Belts offer a few nice **advantages** over chains: a longer wear life (30,000km!), little to no drivetrain maintenance (no lube or degreaser), silent operation and a lower weight too. They work out particularly well for bike travel; it’s cool to see there are now over 40 touring bike manufacturers with belt drive bikes in their line up.

The main **disadvantages** of belts are that you need a belt-specific bike frame, the parts are hard to find in shops and there is a higher upfront cost. You can read the full pros/cons list HERE.

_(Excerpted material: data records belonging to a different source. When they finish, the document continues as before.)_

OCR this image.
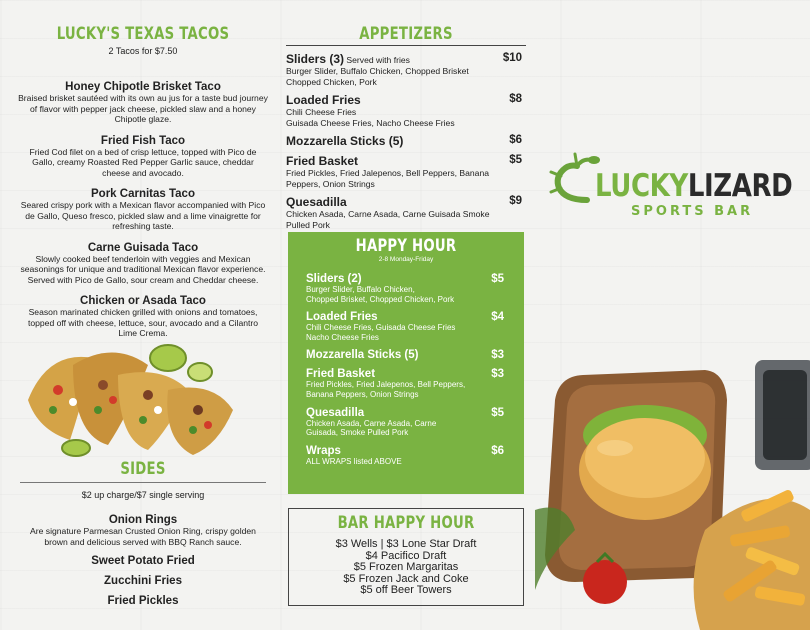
LUCKY'S TEXAS TACOS
2 Tacos for $7.50
Honey Chipotle Brisket Taco
Braised brisket sautéed with its own au jus for a taste bud journey of flavor with pepper jack cheese, pickled slaw and a honey Chipotle glaze.
Fried Fish Taco
Fried Cod filet on a bed of crisp lettuce, topped with Pico de Gallo, creamy Roasted Red Pepper Garlic sauce, cheddar cheese and avocado.
Pork Carnitas Taco
Seared crispy pork with a Mexican flavor accompanied with Pico de Gallo, Queso fresco, pickled slaw and a lime vinaigrette for refreshing taste.
Carne Guisada Taco
Slowly cooked beef tenderloin with veggies and Mexican seasonings for unique and traditional Mexican flavor experience. Served with Pico de Gallo, sour cream and Cheddar cheese.
Chicken or Asada Taco
Season marinated chicken grilled with onions and tomatoes, topped off with cheese, lettuce, sour, avocado and a Cilantro Lime Crema.
SIDES
$2 up charge/$7 single serving
Onion Rings
Are signature Parmesan Crusted Onion Ring, crispy golden brown and delicious served with BBQ Ranch sauce.
Sweet Potato Fried
Zucchini Fries
Fried Pickles
APPETIZERS
Sliders (3) Served with fries	$10
Burger Slider, Buffalo Chicken, Chopped Brisket Chopped Chicken, Pork
Loaded Fries	$8
Chili Cheese Fries
Guisada Cheese Fries, Nacho Cheese Fries
Mozzarella Sticks (5)	$6
Fried Basket	$5
Fried Pickles, Fried Jalepenos, Bell Peppers, Banana Peppers, Onion Strings
Quesadilla	$9
Chicken Asada, Carne Asada, Carne Guisada Smoke Pulled Pork
HAPPY HOUR
2-8 Monday-Friday
Sliders (2)	$5
Burger Slider, Buffalo Chicken,
Chopped Brisket, Chopped Chicken, Pork
Loaded Fries	$4
Chili Cheese Fries, Guisada Cheese Fries
Nacho Cheese Fries
Mozzarella Sticks (5)	$3
Fried Basket	$3
Fried Pickles, Fried Jalepenos, Bell Peppers,
Banana Peppers, Onion Strings
Quesadilla	$5
Chicken Asada, Carne Asada, Carne
Guisada, Smoke Pulled Pork
Wraps	$6
ALL WRAPS listed ABOVE
BAR HAPPY HOUR
$3 Wells | $3 Lone Star Draft
$4 Pacifico Draft
$5 Frozen Margaritas
$5 Frozen Jack and Coke
$5 off Beer Towers
LUCKYLIZARD
SPORTS BAR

Friction Facts, a company acquired by CeramicSpeed in 2016, ran a very interesting test to determine the efficiency of a Gates belt drivetrain in comparison to a typical chain drivetrain. It turned out that, depending on the power output, both belts **AND** chains can be more efficient.

*Huh???*

*(You can see the full test report HERE)*

#### Preload Tension

The main source of friction in a chain drivetrain is the tension created by the rider pedalling. Belt drivetrains are a bit different because their main source of friction is simply the tension on the belt when it’s installed on a bike.

A high preload tension is necessary on belt drivetrains because, without it – the belt will skip on the cogs. A chain also requires a preload tension to ensure engagement with the cogs, but this preload is minimal in comparison. The weight of a hanging chain is usually enough.

#### Test Products

**Chain Drivetrain:**

– Two chain samples and two belt samples were tested.

– Chain 1 was a Shimano CN-7901 (Dura Ace 10sp). Chain 2 was a SRAM PC-1091R (Red 10sp).

– A 53T FSA front ring (107mm effective radius), and a 19T SRAM rear cog (78mm effective radius) were used.

**Belt Drivetrain:**

– Belts 1 and 2 were each Gates CDX belts (10mm wide and 125 tooth).

– A Gates 60T CDX front ring (106mm effective radius) and a Gates CDX 22T rear cog (79mm effective radius) were used.

Due to the different pitches of the belt (11mm) and the chain (12.7mm), different tooth-count rings and cogs were utilized in order to achieve similar effective ring and cog radii.

#### Test Method (Sorry, A Little Bit Technical)

In previous chain tests, the Friction Facts test rig was set to different ‘span tensions’ simulating different rider outputs. This allowed them to test different chains equally at different span tensions to find the frictional differences. Pretty simple.

Due to the high preload tension of a belt drivetrain, it’s impossible to run equal span tension tests between belts and chains, so Friction Facts instead decided to measure the frictional losses at different ‘total span tensions’.

*Calculating Total Span Tension On A Belt Drivetrain:*

When you pedal at 250 watts on a belt drive bike, the top span is subjected to 138.30lbs. This is made up of the 53.30lbs tension from the pedal input, plus the 85lbs of preload tension on the belt. The bottom span is subjected to 31.70lbs. This is the negative tension created by the 53.30lbs pedal input plus the 85lbs of preload (85lbs-53.30lbs). When adding together the top and bottom span tensions, the total span tension is 170lbs. Or more practically, we can just double the span tension on belt drivetrains to get the total.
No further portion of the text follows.